Social Justice and the Economic Crisis

One issue that the Senator Bernie Sanders campaign raised to millions across the U.S. was the growing income gap. Leading up to the 2008-2009 bail out of the banks, insurance companies and automobile firms, this phenomenon took on grotesque characteristics. This has continued into the present period.

Earlier this year it was announced that General Motors reaped $8.7 billion in profits during 2015. GM was founded in Flint, Michigan over 100 years ago. Yet Flint is suffering from contaminated water, a deteriorating infrastructure and mass unemployment.
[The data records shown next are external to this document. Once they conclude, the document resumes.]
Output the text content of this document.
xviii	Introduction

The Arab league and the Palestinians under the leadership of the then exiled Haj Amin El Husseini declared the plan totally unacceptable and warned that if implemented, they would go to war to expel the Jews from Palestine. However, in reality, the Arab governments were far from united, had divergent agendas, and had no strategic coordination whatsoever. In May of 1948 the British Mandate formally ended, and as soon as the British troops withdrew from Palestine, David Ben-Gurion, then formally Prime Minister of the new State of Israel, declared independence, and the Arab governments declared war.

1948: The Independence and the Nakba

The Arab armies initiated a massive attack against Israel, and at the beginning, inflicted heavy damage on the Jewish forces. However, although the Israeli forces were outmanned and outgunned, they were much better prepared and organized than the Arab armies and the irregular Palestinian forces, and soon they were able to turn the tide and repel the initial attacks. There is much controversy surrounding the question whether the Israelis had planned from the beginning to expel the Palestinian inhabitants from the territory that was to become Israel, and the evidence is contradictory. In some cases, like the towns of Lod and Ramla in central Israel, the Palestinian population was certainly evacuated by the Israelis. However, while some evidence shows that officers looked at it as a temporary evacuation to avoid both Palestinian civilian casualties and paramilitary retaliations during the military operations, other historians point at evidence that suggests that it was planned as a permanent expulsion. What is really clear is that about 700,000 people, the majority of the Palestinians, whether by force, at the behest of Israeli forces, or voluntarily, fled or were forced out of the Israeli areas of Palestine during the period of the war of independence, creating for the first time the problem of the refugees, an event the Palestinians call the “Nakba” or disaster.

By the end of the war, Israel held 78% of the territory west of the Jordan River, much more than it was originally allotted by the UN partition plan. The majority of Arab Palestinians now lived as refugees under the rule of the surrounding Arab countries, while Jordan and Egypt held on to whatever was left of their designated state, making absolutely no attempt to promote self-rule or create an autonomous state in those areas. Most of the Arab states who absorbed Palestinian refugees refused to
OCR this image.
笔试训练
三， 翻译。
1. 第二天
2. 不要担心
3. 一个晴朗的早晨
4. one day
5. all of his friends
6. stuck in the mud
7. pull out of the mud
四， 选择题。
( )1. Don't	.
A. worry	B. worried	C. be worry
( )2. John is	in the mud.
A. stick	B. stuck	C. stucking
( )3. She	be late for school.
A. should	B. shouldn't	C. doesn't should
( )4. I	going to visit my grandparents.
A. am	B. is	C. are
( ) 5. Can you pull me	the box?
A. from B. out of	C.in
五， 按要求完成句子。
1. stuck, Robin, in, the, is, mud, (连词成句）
At a demonstration in the spring calling for the rebuilding of Flint, it was quite striking to look at the space previously known as “Buick City” which was abandoned and razed by the city. Much of the contamination in the Flint River is directly due to the industrial abandonment of this majority African American municipality.

Despite all of this there has been no commitment on the part of GM, the State of Michigan, the U.S. government or others with immense resources to provide the assistance and redevelopment aid needed to reconstruct Flint. This is true not only of Flint but also Detroit, Highland Park, Inkster, Benton Harbor and other cities across Michigan.

These are issues that should be at the forefront of any program of a political party that garners the support of working people and the oppressed. An absence of these demands represents an abdication of the obligations we share as human being seeking to liberate ourselves and humanity from exploitation and repression.


These are just some of the specific questions that we need to grapple with in the next few weeks and months. The Republican National Convention in Cleveland and the Democratic National Convention in Philadelphia will be the scene of demonstrations against the policies of both political parties which quite frankly represent the same class interests.

Even though both parties have different constituencies, the leadership clearly does not represent the social and economic interests of the majority of people in the U.S. whether they are Black, Brown, Red, Arab, Asian, Gay, Straight, disabled or able-bodies, etc. What are we getting for our taxes and votes?

Are we to determine our own destiny through a democratic process or are we to be engulfed into other more violent and disruptive tactics in response to injustice and inequality? We are still human beings and will respond to oppression and exploitation as a liberation force.

These are the challenges we are up against in 2016. Let us move forward to address them in an urgent and creative manner leading us towards the world we want to see and live in.

Note: This address was delivered at the annual meeting of the Michigan Coalition for Human Rights (MCHR) on June 16, 2016. The event took place at the Our Lady of Fatima church in Oak Park, Michigan, a suburb of Detroit. Azikiwe’s talk was followed by responses from Kezia Curtis, a MCHR board member and Wayne Curtis, a community activist on the eastside of Detroit. The meeting was facilitated by Atty. Carey McGehee, Chair of the MCHR Board of Directors.